Читать «Текст как текст» онлайн - страница 96
Андрей Георгиевич Битов
Вера – это точка. Точка, из которой мы вышли, а потом все хотим в нее вернуться, навсегда запомнив, что она таки была и есть. Бог не требует доказательств, а мы все их ищем, а не Его.
Толстого попросили сформулировать смысл романа в двух словах. Я бы на его месте ответил, что он и так в двух словах, если И не считать. Он же, если я правильно помню, ответил: Если бы я мог короче, то и написал бы короче, а мне потребовалось столько, чтобы сказать всё как можно короче.
Примечательно это ВСЁ. Эпос как раз и рассказывал всё, в еще дописьменном виде Книга – гениальное обретение цивилизации, но именно она погубила эпос, разбив его на кирпичики историй, сюжетов (книжек), из которых эпос можно сложить лишь в библиотеку, погребая в себе явленный нам цельным мир. Ужас! Однако пафос Библии, одной книги как Всего и единого целого, сохранился как подсознательная литературная амбиция. Но всюду это уже как бы, с пародийным оттенком, не говоря о «Гаргантюа» и «Дон Кихоте», даже у серьезнейшего Данте это «комедия».
Усилие собрать мир воедино становится не только непосильным, но и несерьезным: у Бальзака и Гоголя пародируется уже Данте.
Насколько же простодушной и детской должна сохраниться вера в возможность воссоздать нормальное и очевидное!
Наверно это и называется идеализм. Однажды мне пришлось наобум рассуждать о немецком менталитете и, опровергая миф (что всегда безнадежно) о пресловутой скупости и экономности, мне удалось додуматься и до счастливой формулы: только идеалист способен пожалеть материю (недавно, рассуждая с водителем о надежности немецких автомобилей, я понял что и она от жалости к металлу). Русский идеализм весь растворен в категории честности (которой так мало).
Сколько же может быть идеала и нормы в одном человеке? Представьте себе такого преувеличенного не в возможностях гения, а в возможностях нормы человека – получите Толстого. Такой невозможный раздутый младенец как реклама Мишлен. Зрелище не для слабонервных. А каково было ему самому?!
Великое недоумение человека перед Богом, верующего перед церковью, гражданина перед обществом, писателя перед литературой сопровождало его всю жизнь. Так что это не Толстой противоречив, а наши суждения о нем, никак его нормы не достигающие. Не по силам, не наша это мера. Нам остается, как в том замечательном рассказике Куприна перепутать анафему с аллилуйей.
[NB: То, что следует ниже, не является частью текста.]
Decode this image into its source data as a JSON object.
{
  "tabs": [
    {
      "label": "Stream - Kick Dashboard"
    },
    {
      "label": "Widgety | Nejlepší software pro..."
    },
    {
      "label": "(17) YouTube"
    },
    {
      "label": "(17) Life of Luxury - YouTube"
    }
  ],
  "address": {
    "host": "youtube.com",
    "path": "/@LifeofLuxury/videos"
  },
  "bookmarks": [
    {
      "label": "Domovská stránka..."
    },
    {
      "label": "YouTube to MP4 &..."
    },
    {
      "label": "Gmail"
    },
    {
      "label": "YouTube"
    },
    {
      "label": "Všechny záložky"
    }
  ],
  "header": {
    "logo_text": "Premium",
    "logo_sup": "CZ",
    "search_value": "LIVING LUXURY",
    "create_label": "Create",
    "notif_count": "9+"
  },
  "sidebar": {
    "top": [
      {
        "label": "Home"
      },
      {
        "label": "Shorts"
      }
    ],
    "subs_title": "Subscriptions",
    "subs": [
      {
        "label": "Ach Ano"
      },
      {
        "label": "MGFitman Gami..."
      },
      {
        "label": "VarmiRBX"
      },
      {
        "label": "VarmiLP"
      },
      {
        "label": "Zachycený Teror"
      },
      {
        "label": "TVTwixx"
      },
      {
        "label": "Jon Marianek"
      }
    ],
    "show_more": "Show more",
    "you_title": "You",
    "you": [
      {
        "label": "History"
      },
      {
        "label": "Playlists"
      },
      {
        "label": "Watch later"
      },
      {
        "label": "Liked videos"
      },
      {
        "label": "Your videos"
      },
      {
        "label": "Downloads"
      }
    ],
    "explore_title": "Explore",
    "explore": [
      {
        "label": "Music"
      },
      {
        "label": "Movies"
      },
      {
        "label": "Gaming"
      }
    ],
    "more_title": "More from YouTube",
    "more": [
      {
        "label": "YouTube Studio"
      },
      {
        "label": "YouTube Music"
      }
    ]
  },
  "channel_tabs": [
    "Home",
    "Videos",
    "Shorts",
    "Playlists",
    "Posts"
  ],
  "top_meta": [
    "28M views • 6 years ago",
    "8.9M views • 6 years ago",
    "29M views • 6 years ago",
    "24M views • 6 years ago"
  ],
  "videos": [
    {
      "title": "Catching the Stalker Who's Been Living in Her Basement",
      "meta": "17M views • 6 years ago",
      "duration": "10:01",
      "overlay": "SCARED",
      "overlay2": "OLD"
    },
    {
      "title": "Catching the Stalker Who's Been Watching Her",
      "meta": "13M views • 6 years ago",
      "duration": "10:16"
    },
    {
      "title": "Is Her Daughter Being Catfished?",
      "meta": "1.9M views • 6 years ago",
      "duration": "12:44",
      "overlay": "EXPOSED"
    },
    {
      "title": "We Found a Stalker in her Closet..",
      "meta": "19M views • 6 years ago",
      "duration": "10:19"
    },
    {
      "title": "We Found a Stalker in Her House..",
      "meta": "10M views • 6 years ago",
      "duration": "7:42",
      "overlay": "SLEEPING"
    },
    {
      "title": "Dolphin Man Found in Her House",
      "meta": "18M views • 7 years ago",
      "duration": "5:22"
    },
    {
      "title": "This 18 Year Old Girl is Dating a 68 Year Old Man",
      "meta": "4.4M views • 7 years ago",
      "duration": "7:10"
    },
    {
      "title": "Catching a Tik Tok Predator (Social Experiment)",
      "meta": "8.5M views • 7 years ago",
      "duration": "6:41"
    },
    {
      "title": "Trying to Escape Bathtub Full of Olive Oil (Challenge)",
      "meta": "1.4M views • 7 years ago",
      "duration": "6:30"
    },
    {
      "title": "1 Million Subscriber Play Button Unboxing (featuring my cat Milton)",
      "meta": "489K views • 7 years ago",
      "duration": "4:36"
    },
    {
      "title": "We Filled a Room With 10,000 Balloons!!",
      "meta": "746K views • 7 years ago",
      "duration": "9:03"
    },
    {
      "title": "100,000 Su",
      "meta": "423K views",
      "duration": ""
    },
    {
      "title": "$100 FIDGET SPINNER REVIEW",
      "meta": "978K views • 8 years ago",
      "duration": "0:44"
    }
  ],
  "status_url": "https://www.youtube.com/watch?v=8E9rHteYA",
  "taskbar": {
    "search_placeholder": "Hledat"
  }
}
P.S. Набоков проиллюстрировал это для витаминных американских студентов наглядно. Войдя в аудиторию, чтобы объяснить им, что такое русская литература, он распорядился поплотнее задернуть шторы. Темно? – спросил он и, получив подтверждение, попросил включить один софит. Стало светло? – спросил он. – Это – Пушкин. Теперь включите второй. Светлее? Это – Чехов. Теперь раздерните шторы. В аудиторию ворвался солнечный свет. Это – Толстой!